After months of debate and amendments, the Building Safety Bill became law today (29 April), with the intention to ‘create lasting generational change’ to the way high-risk and residential buildings are constructed and maintained, although many of the new provisions in the 262-page Act are not expected to come into force until 2023.
The Bill, drawn up after the 2017 Grenfell Tower fire killed 72 people, will bring into law the recommended changes to the system of building regulations for high rise buildings made by Dame Judith Hackitt in her review of building and fire regulations, published in 2018.
However, last month Building Engineer reported that the government was set to u-turn on Dame Judith Hackitt’s recommendation for a Building Safety Manager.
Ministers announced they were removing the duty to appoint a Building Safety Manager, ensuring there is flexibility in the regime to enable Accountable Persons to set the most appropriate arrangements for their buildings and residents, and removing the unnecessary cost a BSM could impose on leaseholders in high-rise buildings. This is a major change to the proposals made by Dame Judith Hackitt.
Last night, Stephen Greenhalgh, Minister for Building Safety, Leasehold and Resilience & Emergencies at the Department for Levelling Up, Housing & Communities and Fire Minister for the Home Office, announced the news on Twitter:
The landmark Building Safety Bill has received Royal Assent.— Department for Levelling Up, Housing & Communities (@luhc) April 28, 2022
The new Act will 👇
☑️Protect leaseholders in law from building safety costs
☑️Make industry pay for defects
☑️Improve building standards through tough new regulations
Read more ➡️ https://t.co/0gkPbADYYx pic.twitter.com/JggRAcnTuI
Meanwhile, in a letter to CABE on the eve of the announcement, the Health and Safety Executive said the Building Safety Bill “paves the way for the HSE to build a more rigorous and robust regulatory regime for high-rise buildings in England”.
Industry should get ready now and play their part in making buildings safer, it warned.
“As designers, clients and contractors, you will need to collaborate to comply with building regulations and build good practice for managing information about the building – you will need to share this with each other so you can demonstrate how a building will remain safe when occupied.
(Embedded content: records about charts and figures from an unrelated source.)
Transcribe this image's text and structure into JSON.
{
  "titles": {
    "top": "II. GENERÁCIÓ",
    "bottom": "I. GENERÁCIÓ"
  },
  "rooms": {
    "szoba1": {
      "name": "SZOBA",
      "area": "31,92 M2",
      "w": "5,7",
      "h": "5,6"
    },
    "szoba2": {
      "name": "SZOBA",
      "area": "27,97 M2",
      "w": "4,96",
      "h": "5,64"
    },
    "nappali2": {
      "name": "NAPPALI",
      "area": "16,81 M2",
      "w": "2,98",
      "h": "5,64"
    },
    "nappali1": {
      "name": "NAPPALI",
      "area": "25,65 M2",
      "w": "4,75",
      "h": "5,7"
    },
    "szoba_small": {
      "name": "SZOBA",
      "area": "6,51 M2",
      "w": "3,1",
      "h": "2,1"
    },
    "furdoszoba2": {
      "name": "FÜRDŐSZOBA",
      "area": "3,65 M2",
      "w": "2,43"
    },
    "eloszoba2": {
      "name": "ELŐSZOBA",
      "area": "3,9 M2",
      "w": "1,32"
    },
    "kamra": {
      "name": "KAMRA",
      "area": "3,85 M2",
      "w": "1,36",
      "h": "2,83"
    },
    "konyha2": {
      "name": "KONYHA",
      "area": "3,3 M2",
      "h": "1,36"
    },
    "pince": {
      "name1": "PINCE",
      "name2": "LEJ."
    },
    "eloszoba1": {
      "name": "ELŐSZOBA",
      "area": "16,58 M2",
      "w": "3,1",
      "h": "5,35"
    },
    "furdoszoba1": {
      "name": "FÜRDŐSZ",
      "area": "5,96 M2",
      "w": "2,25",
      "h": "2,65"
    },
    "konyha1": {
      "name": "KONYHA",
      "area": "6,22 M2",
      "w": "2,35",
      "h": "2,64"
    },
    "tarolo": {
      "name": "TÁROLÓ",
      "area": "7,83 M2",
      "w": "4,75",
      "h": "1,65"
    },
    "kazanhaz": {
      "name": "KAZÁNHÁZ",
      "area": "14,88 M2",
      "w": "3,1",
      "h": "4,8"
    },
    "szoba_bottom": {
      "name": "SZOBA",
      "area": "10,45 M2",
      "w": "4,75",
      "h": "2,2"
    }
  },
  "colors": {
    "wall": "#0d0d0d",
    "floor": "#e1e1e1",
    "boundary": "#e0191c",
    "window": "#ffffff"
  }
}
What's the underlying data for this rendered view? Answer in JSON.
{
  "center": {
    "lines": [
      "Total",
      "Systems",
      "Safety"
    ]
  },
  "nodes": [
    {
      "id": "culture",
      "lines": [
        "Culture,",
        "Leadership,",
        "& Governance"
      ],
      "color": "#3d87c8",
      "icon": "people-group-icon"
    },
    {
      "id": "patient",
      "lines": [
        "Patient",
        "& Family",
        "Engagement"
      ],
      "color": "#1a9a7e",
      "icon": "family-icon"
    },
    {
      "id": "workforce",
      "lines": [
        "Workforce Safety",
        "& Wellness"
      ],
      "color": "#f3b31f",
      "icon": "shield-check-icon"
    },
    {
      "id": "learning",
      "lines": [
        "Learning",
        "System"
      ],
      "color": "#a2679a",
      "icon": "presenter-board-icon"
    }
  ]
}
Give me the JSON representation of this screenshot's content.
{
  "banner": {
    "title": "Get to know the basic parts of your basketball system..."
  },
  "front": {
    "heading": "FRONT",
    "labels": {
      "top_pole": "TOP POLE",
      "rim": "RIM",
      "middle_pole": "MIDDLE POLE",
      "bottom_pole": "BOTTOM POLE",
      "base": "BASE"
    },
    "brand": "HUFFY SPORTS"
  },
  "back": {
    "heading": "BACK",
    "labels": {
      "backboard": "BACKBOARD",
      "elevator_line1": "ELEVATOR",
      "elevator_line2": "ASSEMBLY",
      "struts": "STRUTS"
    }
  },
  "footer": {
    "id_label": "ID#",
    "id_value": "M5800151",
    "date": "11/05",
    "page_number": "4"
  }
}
“Industry needs to stop thinking that fire safety should only be dealt with at the building regulation stage – it starts at planning so that buildings are safe to build and safe to live in and use.”
Responding to the Act gaining Royal Assent, the Construction Industry Council gave three (muted) cheers.
“The Act represents a paradigm shift in the way in which residential buildings are to be designed, built, managed and regulated,” it said. “However, despite the scale of the Act and the vast number of amendments that have been made to it, there is still a great deal of detail to be determined through secondary legislation which CIC and its members stand ready to further assist government by providing expert opinion to enable government to get this detail right.
“One issue that needs to be addressed is that, despite the five years that have elapsed since Grenfell, the wider industry is still ill-prepared for the changes to come. In tandem with the transitional period of 18-24 months for the implementation of secondary legislation there needs to be a considerable communication exercise to create the necessary culture change in the industry and to absorb the new regulatory regime.”